FIG. 1 shows that IB-MECA, identified in the figure by the code name CF101, treatment inhibited the fundoscopy score by 91% on day 16 and 49.4% on day 20 after immunization.

Further, FIG. 2 shows that IB-MECA, again identified in the figure by the code name CF101, treatment inhibited by 53% the pathological score in comparison to the vehicle-treated group, supporting the observations of the fundoscopy.

In cells derived from the vehicle-treated animals elevated T cell responses to IRBP were observed, while the cells derived from the IB-MECA treated animals exhibited a moderate response to the specific agonist, as shown in FIG. 3 (IB-MECA being identified in the figure by the code name CF101).

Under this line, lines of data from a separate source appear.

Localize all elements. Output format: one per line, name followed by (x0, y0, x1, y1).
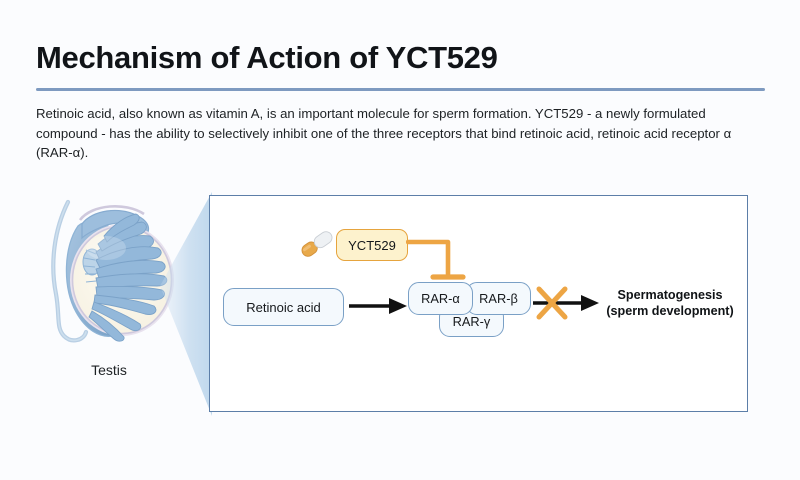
blocked-x-arrow-icon (533, 284, 601, 322)
testis-figure: Testis (34, 190, 184, 395)
inhibition-tbar-icon (406, 232, 468, 288)
node-retinoic-acid-label: Retinoic acid (246, 300, 320, 315)
testis-label: Testis (34, 362, 184, 378)
intro-paragraph: Retinoic acid, also known as vitamin A, … (36, 104, 748, 163)
node-rar-beta[interactable]: RAR-β (466, 282, 531, 315)
capsule-pill-icon (298, 229, 336, 259)
outcome-line-2: (sperm development) (596, 303, 744, 319)
node-rar-alpha[interactable]: RAR-α (408, 282, 473, 315)
node-retinoic-acid[interactable]: Retinoic acid (223, 288, 344, 326)
mechanism-diagram-panel: YCT529 Retinoic acid RAR-α RAR-β RAR-γ (209, 195, 748, 412)
node-yct529-label: YCT529 (348, 238, 396, 253)
node-yct529[interactable]: YCT529 (336, 229, 408, 261)
outcome-line-1: Spermatogenesis (596, 287, 744, 303)
node-rar-gamma-label: RAR-γ (453, 314, 491, 329)
outcome-label: Spermatogenesis (sperm development) (596, 287, 744, 319)
node-rar-alpha-label: RAR-α (421, 291, 460, 306)
title-underline-rule (36, 88, 765, 91)
page-title: Mechanism of Action of YCT529 (36, 40, 498, 76)
activation-arrow-icon (347, 294, 409, 318)
node-rar-beta-label: RAR-β (479, 291, 518, 306)
testis-anatomy-icon (34, 190, 184, 360)
infographic-page: Mechanism of Action of YCT529 Retinoic a… (0, 0, 800, 480)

Taken together, IB-MECA reversed the development of the clinical and pathological scores of EAU and inhibited associated antigen-specific proliferative responses.

Claims

1-24. (canceled)

25. A method for the treatment of uveitis comprising administering a subject an amount of A3 adenosine receptor (A3AR) agonist, the amount being effective to treat or prevent uveitis.

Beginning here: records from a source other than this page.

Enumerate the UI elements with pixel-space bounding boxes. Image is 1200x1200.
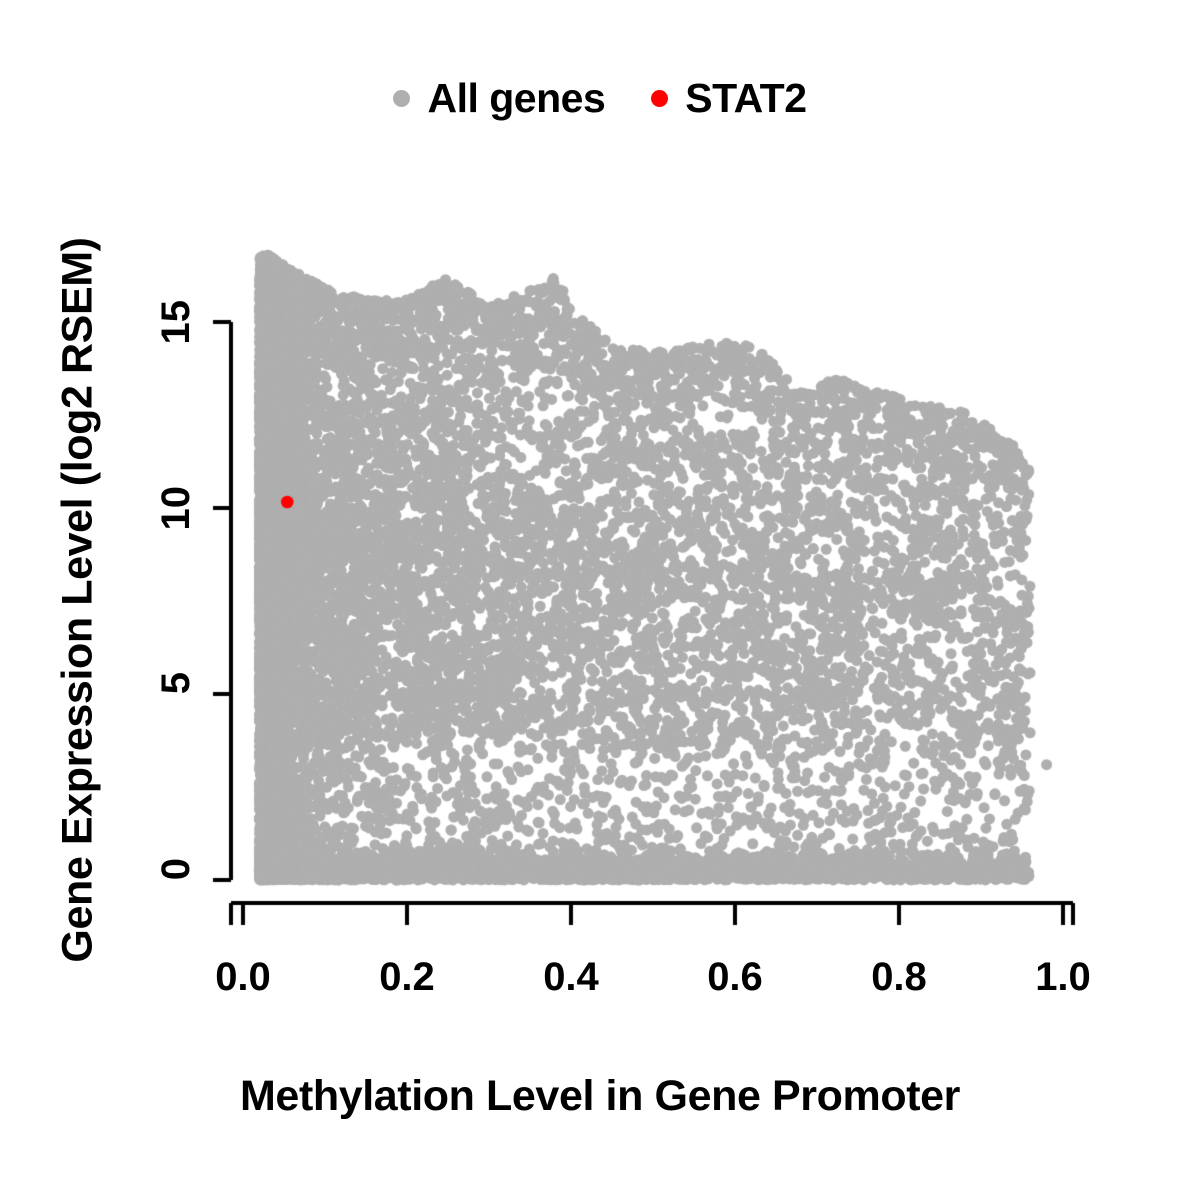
legend-label-all-genes: All genes bbox=[427, 78, 605, 119]
y-axis-tick-label: 5 bbox=[156, 672, 196, 872]
x-axis-tick-label: 0.2 bbox=[337, 957, 477, 997]
legend-label-stat2: STAT2 bbox=[685, 78, 806, 119]
x-axis-tick-label: 1.0 bbox=[993, 957, 1133, 997]
x-axis-tick-label: 0.0 bbox=[173, 957, 313, 997]
scatter-plot-figure: All genes STAT2 051015 0.00.20.40.60.81.… bbox=[0, 0, 1200, 1200]
x-axis-title: Methylation Level in Gene Promoter bbox=[0, 1072, 1200, 1121]
y-axis-tick-label: 15 bbox=[156, 300, 196, 500]
legend-marker-circle-icon bbox=[651, 90, 668, 107]
plot-legend: All genes STAT2 bbox=[0, 78, 1200, 119]
x-axis-tick-label: 0.4 bbox=[501, 957, 641, 997]
x-axis-tick-label: 0.8 bbox=[829, 957, 969, 997]
legend-entry-stat2[interactable]: STAT2 bbox=[651, 78, 806, 119]
legend-marker-circle-icon bbox=[393, 90, 410, 107]
legend-entry-all-genes[interactable]: All genes bbox=[393, 78, 605, 119]
x-axis-tick-label: 0.6 bbox=[665, 957, 805, 997]
y-axis-tick-label: 10 bbox=[156, 486, 196, 686]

26. The method of claim 25, wherein the A3AR agonist is orally administered.

27. The method of claim 25, wherein the A3AR agonist is administered twice a day.

28. The method of claim 25, wherein the A3AR agonist is topically administered to said subject.

29. The method of claim 28, wherein the A3AR agonist is topically administered to the subject's eye.

30. The method of claim 29, wherein the A3AR agonist is administered to the subject's eye in the form of eye drops.

31. The method of claim 25, wherein the A3AR agonist is selected from the group consisting of N6-2-(4-aminophenyl)ethyladenosine (APNEA), N6-(4-amino-3-iodobenzyl)adenosine-5′-(N-methyluronamide) (AB-ME CA), N6-(3-iodobenzyl)-adenosine-5′-N-methyluronamide (IB-MECA) and 2-chloro-N6-(3-iodobenzyl)-adenosine-5′-N-methyluronamide (Cl-IB-MECA).

32. The method of claim 31, wherein the A3AR agonist is IB-MECA.